Antonio Manganelli, capo della polizia è morto il 20 marzo scorso. Dietro di sé lascia una scia di polemiche che spaccano in due chi esprime giudizi sul suo operato: da una parte c’è chi lo ammira e dall’altra chi lo denigra, ritenendo ipocrite le sue scuse successive ai fatti del G8 di Genova.
Quando si ricorda qualcuno bisogna ricordare anche le cose scomode: Manganelli fu lo stesso che autorizzò il pestaggio di centinaia di terremotati aquilani fuori a Montecitorio, il 7 luglio 2010.
Le scuse di Manganelli sono apprezzabili, ma non bastano, sono aria al vento.
Può anche aver chiesto scusa, ed è un gesto da apprezzare, ma chiedere scusa a chi non riesce a dormire la notte perché a distanza di più di 10 anni ha ancora gli incubi, senza affiancare alle scuse le azioni di condanna nei confronti di chi ha partecipato e ordinato la mattanza di Genova, sinceramente, sa un po’ di poco.
Cosa succederebbe se chiedessero scusa i 10 condannati per devastazione e saccheggio per i fatti di Genova, potrebbero ricevere la grazia da parte del Presidente Napolitano?
Per quanto è successo a Genova nel 2001, il Vice-Capo della Polizia, a prescindere se fosse presente o meno, ha comunque delle responsabilità in quanto rappresentante dei vertici della polizia e, forse, in qualsiasi altro paese che si può definire civile tali vertici si sarebbero dimessi dopo la gestione della piazza in quei giorni di luglio del 2001.
Ancora una volta, due pesi e due misure, ed ancora una volta queste differenze vengono create dallo Stato e perseguite dai media.
Sicuramente fanno riflettere le parole di Lino Aldrovandi, il papà di Federico: “ In questa storia il capo della Polizia Antonio Manganelli fu uno dei pochi a chiedere scusa e lo fece oltre che in privato davanti al mondo non nascondendolo, e non posso dimenticare. Poi ognuno la potrà pensare o in un modo o in un altro,giustamente o a torto. Io personalmente per chi mette la faccia e non si nasconde dietro un dito nutro rispetto. In quell’ora e 45 minuti del settembre di due anni fa, in cui il capo della polizia chiese di incontrarci, ben prima (8 mesi prima) cioè che la Cassazione condannasse definitivamente chi uccise e di fatto disonorò quella divisa (parole delle sentenze), mi fecero conoscere in quel piccolo lasso di tempo l’uomo Manganelli. Eravamo in 5 in quella stanza quella mattina di sole, e le sue parole “umane” ed il suo sguardo erano sincere. Come Patrizia mi avvicino alla sua famiglia, come alle tante famiglie colpite negli affetti nella maniera più crudele che possa avvenire, la perdita straziante di un proprio caro attraverso le mani di chi quella vita avrebbe sempre l’obbligo e il dovere di proteggerla. Le condanne della Diaz e dell’uccisione di Federico, con le sue scuse, in attesa magari in futuro di tante altre piccole giustizie, furono quasi un gesto diverso, oserei dire un poco “rivoluzionario”.

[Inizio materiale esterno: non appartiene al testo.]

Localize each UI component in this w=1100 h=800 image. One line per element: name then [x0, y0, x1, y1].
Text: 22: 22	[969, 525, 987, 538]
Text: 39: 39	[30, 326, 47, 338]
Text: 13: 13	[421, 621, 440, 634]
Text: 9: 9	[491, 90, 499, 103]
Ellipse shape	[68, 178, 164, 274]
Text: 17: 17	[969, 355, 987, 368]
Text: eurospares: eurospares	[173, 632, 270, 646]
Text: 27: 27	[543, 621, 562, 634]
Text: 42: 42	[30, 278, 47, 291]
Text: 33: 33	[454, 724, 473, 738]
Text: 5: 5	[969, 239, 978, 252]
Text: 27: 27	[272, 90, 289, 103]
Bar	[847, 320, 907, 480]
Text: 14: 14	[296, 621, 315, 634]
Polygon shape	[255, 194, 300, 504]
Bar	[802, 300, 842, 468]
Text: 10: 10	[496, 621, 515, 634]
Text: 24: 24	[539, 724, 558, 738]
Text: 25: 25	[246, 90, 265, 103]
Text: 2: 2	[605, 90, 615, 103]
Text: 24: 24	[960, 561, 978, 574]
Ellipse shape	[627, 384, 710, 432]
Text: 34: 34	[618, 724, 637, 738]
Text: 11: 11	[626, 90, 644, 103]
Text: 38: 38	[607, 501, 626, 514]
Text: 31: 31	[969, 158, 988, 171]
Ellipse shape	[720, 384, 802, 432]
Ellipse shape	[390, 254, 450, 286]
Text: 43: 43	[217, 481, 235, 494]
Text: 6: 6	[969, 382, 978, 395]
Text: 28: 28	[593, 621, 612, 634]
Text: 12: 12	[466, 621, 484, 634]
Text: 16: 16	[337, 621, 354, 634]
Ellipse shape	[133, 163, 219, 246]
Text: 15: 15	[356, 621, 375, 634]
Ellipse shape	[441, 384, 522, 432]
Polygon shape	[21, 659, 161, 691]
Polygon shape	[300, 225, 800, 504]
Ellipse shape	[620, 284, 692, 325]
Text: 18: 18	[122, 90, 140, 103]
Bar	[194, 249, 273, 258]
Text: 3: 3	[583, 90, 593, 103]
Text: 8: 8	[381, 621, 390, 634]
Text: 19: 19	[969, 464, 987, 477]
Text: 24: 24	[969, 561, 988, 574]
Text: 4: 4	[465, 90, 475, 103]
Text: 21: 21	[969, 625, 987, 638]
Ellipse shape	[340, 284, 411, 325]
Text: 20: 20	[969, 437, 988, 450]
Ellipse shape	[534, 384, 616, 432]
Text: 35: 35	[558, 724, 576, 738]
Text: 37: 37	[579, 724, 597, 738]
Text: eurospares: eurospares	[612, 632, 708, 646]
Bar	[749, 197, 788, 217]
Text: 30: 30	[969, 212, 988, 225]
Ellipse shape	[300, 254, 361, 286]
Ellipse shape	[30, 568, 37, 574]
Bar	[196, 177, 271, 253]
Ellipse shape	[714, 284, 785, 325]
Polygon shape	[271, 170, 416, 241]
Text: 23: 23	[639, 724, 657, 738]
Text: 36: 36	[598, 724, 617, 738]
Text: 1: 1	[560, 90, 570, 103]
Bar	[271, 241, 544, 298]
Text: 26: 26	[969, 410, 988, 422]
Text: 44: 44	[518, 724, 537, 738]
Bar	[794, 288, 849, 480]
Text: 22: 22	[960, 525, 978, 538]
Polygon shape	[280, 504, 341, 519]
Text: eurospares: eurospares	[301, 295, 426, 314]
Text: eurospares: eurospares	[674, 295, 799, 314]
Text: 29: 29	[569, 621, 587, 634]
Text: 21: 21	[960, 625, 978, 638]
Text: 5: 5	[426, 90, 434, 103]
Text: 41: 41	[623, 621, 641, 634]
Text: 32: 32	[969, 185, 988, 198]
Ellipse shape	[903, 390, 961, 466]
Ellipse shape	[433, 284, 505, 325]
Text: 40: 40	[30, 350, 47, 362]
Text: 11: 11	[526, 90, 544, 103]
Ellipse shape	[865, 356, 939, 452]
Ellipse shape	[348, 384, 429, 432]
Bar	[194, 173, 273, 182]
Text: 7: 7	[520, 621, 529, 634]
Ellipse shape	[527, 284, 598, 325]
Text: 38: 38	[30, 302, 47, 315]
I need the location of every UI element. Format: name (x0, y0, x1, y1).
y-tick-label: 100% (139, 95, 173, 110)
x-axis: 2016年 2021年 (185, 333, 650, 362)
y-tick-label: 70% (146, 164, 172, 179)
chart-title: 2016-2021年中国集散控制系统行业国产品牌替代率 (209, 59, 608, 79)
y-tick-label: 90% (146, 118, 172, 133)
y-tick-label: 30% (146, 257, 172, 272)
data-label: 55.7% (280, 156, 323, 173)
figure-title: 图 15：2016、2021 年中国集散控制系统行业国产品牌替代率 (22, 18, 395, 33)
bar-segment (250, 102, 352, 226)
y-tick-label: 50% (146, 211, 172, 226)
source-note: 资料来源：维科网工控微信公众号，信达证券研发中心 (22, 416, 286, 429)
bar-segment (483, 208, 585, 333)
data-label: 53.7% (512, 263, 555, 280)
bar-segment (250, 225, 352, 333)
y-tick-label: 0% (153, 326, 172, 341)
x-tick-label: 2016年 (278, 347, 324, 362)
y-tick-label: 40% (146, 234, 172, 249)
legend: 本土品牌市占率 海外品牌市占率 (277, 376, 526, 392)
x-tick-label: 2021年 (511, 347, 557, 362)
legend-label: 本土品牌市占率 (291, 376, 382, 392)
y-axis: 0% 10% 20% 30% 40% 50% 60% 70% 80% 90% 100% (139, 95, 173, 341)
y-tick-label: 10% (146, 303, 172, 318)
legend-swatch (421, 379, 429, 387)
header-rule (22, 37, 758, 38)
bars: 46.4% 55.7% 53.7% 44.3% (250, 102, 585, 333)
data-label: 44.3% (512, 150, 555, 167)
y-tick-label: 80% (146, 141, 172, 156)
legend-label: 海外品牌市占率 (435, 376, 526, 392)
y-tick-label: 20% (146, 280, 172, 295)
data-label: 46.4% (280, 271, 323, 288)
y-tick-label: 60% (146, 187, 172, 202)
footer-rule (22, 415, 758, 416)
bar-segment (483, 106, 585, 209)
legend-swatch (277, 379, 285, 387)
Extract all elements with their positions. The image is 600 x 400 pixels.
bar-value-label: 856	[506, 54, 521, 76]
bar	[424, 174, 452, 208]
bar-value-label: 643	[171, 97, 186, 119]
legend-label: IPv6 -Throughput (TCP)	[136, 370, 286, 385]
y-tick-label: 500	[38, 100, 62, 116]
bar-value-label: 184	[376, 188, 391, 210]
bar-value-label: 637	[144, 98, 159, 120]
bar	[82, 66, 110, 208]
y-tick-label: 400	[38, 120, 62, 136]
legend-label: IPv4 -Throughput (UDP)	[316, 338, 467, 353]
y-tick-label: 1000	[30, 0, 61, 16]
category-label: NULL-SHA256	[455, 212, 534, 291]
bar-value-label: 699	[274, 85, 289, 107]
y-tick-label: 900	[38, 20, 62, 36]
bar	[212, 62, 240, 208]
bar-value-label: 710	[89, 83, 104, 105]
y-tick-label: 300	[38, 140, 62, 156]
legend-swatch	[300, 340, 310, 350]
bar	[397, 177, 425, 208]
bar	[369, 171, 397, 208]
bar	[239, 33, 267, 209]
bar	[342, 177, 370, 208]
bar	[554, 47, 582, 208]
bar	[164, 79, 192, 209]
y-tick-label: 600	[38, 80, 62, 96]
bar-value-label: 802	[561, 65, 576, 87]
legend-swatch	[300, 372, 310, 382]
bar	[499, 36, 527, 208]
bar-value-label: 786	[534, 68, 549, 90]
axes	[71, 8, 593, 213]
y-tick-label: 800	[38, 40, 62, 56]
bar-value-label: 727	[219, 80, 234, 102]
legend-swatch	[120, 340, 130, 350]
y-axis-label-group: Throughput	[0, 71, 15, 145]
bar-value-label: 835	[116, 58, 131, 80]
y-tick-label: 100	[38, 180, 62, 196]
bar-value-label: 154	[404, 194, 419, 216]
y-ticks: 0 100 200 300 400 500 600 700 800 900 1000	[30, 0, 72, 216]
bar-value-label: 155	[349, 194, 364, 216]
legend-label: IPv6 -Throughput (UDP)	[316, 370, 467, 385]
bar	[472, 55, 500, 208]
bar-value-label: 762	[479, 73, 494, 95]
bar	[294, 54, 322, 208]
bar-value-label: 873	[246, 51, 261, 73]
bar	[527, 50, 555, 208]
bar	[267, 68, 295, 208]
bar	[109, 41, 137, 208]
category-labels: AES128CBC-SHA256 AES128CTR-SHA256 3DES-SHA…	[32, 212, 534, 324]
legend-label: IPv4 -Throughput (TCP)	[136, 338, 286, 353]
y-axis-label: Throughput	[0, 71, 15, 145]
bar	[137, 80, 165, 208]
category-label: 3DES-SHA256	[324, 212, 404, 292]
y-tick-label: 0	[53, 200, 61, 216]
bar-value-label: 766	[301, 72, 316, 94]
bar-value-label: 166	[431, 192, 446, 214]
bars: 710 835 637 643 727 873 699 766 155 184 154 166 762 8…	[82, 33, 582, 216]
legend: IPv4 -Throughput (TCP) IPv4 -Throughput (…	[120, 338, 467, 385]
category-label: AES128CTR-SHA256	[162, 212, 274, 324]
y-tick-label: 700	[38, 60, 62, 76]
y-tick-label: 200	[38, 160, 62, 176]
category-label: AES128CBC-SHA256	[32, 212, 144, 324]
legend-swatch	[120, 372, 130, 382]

Nella speranza che vi sia veramente un paradiso, un mondo fantastico giusto e buono da qualche parte, oso pensare che Federico, Antonio, Giuseppe, Stefano, Michele, Carlo, Gabriele, Dino e chissà quanti altri… chiariscano in pace e serenità tante cose, magari mandandoci un segnale di una piccola luce da ammirare… nella buona volontà di altri uomini. Qui noi sulla terra dobbiamo continuare a lottare affinchè appunto quei gesti “rivoluzionari” di civiltà possano proseguire, cominciando anche a licenziare chi abbia a macchiarsi di simili atti ingiustificati e ingiustificabili…, per rispetto di chi ama ed “ha amato quella divisa”.